The Serious Fraud Office is putting more resources into preparing Christchurch for the risk of fraud as it shifts its focus from the failed finance companies, where its mammoth Hanover Finance case is one of the last still on its books.
Police Minister Anne Tolley told Parliament's law and order committee the SFO is looking beyond its heavy caseload involving failed lenders and towards the threat of fraud when billions of dollars is poured into Christchurch to rebuild the country's second-biggest city.
"They have been down there doing some education, working with some of the groups down there, talking about the risks, making sure there's good processes in place," Tolley said. "There's a lot of money that's going to be spent there over the next few years."

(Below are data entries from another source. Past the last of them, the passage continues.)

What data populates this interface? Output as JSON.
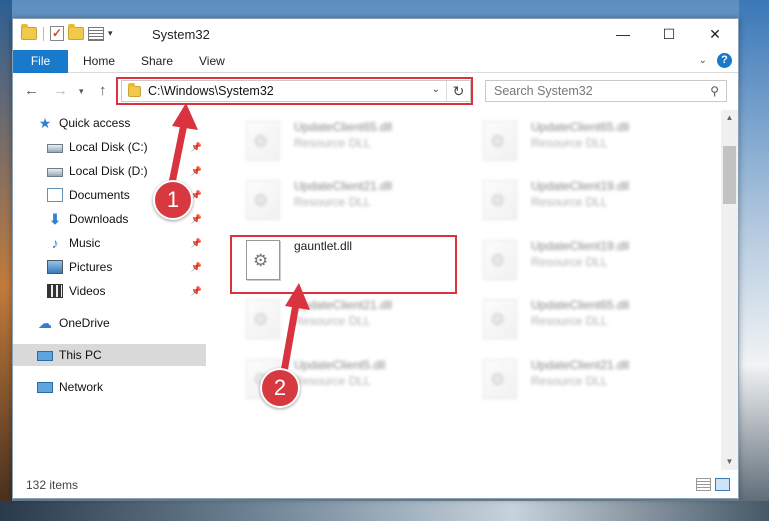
{
  "window": {
    "title": "System32",
    "controls": [
      "—",
      "☐",
      "✕"
    ]
  },
  "ribbon": {
    "file_tab": "File",
    "tabs": [
      "Home",
      "Share",
      "View"
    ]
  },
  "address": {
    "path": "C:\\Windows\\System32",
    "search_placeholder": "Search System32"
  },
  "sidebar": {
    "items": [
      {
        "label": "Quick access",
        "icon": "star-icon"
      },
      {
        "label": "Local Disk (C:)",
        "icon": "disk-icon",
        "pinned": true
      },
      {
        "label": "Local Disk (D:)",
        "icon": "disk-icon",
        "pinned": true
      },
      {
        "label": "Documents",
        "icon": "documents-icon",
        "pinned": true
      },
      {
        "label": "Downloads",
        "icon": "download-icon",
        "pinned": true
      },
      {
        "label": "Music",
        "icon": "music-icon",
        "pinned": true
      },
      {
        "label": "Pictures",
        "icon": "pictures-icon",
        "pinned": true
      },
      {
        "label": "Videos",
        "icon": "videos-icon",
        "pinned": true
      },
      {
        "label": "OneDrive",
        "icon": "cloud-icon"
      },
      {
        "label": "This PC",
        "icon": "pc-icon",
        "selected": true
      },
      {
        "label": "Network",
        "icon": "network-icon"
      }
    ]
  },
  "files": [
    {
      "name": "UpdateClient65.dll",
      "type": "Resource DLL"
    },
    {
      "name": "UpdateClient65.dll",
      "type": "Resource DLL"
    },
    {
      "name": "UpdateClient21.dll",
      "type": "Resource DLL"
    },
    {
      "name": "UpdateClient19.dll",
      "type": "Resource DLL"
    },
    {
      "name": "gauntlet.dll",
      "type": ""
    },
    {
      "name": "UpdateClient19.dll",
      "type": "Resource DLL"
    },
    {
      "name": "UpdateClient21.dll",
      "type": "Resource DLL"
    },
    {
      "name": "UpdateClient65.dll",
      "type": "Resource DLL"
    },
    {
      "name": "UpdateClient5.dll",
      "type": "Resource DLL"
    },
    {
      "name": "UpdateClient21.dll",
      "type": "Resource DLL"
    }
  ],
  "status": {
    "item_count": "132 items"
  },
  "annotations": {
    "step1": "1",
    "step2": "2",
    "color": "#d9333f"
  }
}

The white-collar crime investigator has been rebuilding its staff, developing closer ties with other regulatory bodies, and improving its relationships with private sector partners, Tolley said.
Chief executive Adam Feeley told the committee it has cleared almost all of the "30-odd" finance company investigations it has been focusing on, with Hanover and NZF the last two.
"Hanover Finance has been well known to people, and it continues. It's large and will take some time still yet to complete," Feeley said.
The SFO began investigating Hanover at the end of 2010 after finding reasonable grounds to "believe that fraud had been committed".
The probe was triggered after a report by the now defunct Securities Commission and complaints from several parties, including Allied Farmers, which bought the Hanover loan books in a debt-for-equity swap.
The Financial Markets Authority has a separate civil proceeding against Hanover relating to the lender's advertising.